Blinking up at him and looking from under his lashes, Mike just shook his head for a second as a question suddenly popped into his brain. He hadn't thought of it the first time, but he thought of it now. "Why Buenos Aires?" he asked, quite surprised when he saw Harvey smile, and he quirked an eyebrow in request to hear the story.

"I once got an offer from one of my ex-colleagues a few years ago to go work for an international law firm there," he said, his smile disappearing and his expression growing serious, brow crinkling as he thought of the memory. "She was… incredibly talented and all that I've heard since is that she is incredibly successful, away from all of the American bull shit. I taught myself a bit of Spanish during my years in college, and sometimes, I'm jealous of her and I wouldn't mind getting away from all of the Pearson Specter Litt bull shit or the state or country in general."

Eyes widening, Mike spoke, "I didn't realize you spoke Spanish."

Harvey snorted. "Harvey Specter has a lot more talents than you could possibly know about."

Leaning back against the door more casually than strained, his muscles relaxing even visibly, Mike was highly aware of how much more lucid he felt all of a sudden, and he felt his witty side pop up. "I really don't want to hear about your sexual prowess," he said, making the other man release a short, hollow laugh, before he, too, became serious. "How do you see it now, with the firm the way it is? Have you thought about it since you became name partner?"

Briefly looking behind him to check the distance between himself and the edge of the couch, he lowered himself down, balancing carefully so he wouldn't topple the piece of furniture over by resting all of his weight on it. He braced his hands on his knees and sighed deeply, pinning Mike's gaze with his own hazel one. "I have," he admitted. "I've thought about it fairly often since Jessica left. I mean, not about Buenos Aires specifically, but just about getting away. It would mean getting away from all that I've worked for my entire life, but that's gone down the gutter entirely anyway."
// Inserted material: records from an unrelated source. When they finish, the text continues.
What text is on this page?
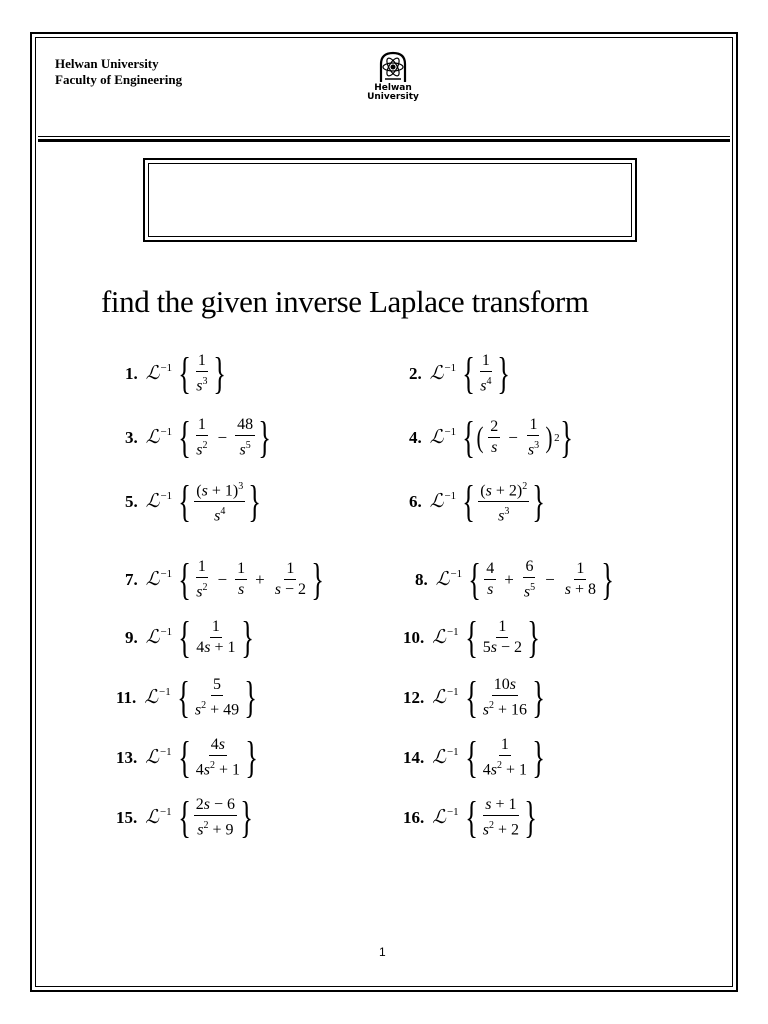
Helwan University
Faculty of Engineering
Helwan
University
find the given inverse Laplace transform
1. ℒ$^{-1}$ { $\frac{1}{s^3}$ }	2. ℒ$^{-1}$ { $\frac{1}{s^4}$ }
3. ℒ$^{-1}$ { $\frac{1}{s^2} - \frac{48}{s^5}$ }	4. ℒ$^{-1}$ { ( $\frac{2}{s} - \frac{1}{s^3}$ ) 2 }
5. ℒ$^{-1}$ { $\frac{(s + 1)^3}{s^4}$ }	6. ℒ$^{-1}$ { $\frac{(s + 2)^2}{s^3}$ }
7. ℒ$^{-1}$ { $\frac{1}{s^2} - \frac{1}{s} + \frac{1}{s - 2}$ }	8. ℒ$^{-1}$ { $\frac{4}{s} + \frac{6}{s^5} - \frac{1}{s + 8}$ }
9. ℒ$^{-1}$ { $\frac{1}{4s + 1}$ }	10. ℒ$^{-1}$ { $\frac{1}{5s - 2}$ }
11. ℒ$^{-1}$ { $\frac{5}{s^2 + 49}$ }	12. ℒ$^{-1}$ { $\frac{10s}{s^2 + 16}$ }
13. ℒ$^{-1}$ { $\frac{4s}{4s^2 + 1}$ }	14. ℒ$^{-1}$ { $\frac{1}{4s^2 + 1}$ }
15. ℒ$^{-1}$ { $\frac{2s - 6}{s^2 + 9}$ }	16. ℒ$^{-1}$ { $\frac{s + 1}{s^2 + 2}$ }
1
"Yeah, the day you hired me for the job that was for an actual Harvard educated lawyer," Mike said in a small voice that barely crossed the distance between them. "How would you envision it?" he asked, curiosity peaking, the idea becoming clearer in his head as well as more plausible, more realistic, for one reason or another. He would do it all over again. Maybe he would take the chance and tell him he wanted to be in when the older man mentioned Buenos Aires, serious or not.

Harvey worried his lip as he thought about the answer he would give him. "Well," he started, "We could put all of our funds together, grab a helicopter and put all we have in starting our own business. I know the Argentinian prices, and I am sure that we could build something from scratch, you and me. No questions would be asked about Specter Ross. We can get a two bedroom condo together to save money until we get our winnings in, since we know we can live in one place without killing each other."

No matter how well he knew Harvey Specter, the look in his eyes was unreadable in that moment as he told Mike about how simple it could be to just pack up and escape and run away from everything. He had never been a runner. He had never not faced an issue if it needed to be addressed. He just wanted to start anew, wanted to have the opportunity to do so. "It is beginning to seem more like a good option every second," he voiced.

For a long moment, Harvey looked at him, his thoughts running through the memories of the past few years, of all the things that had happened, what he had lost, what he still had left to lose. "Let me make a call," he said, nodding seriously, as he reached for his phone.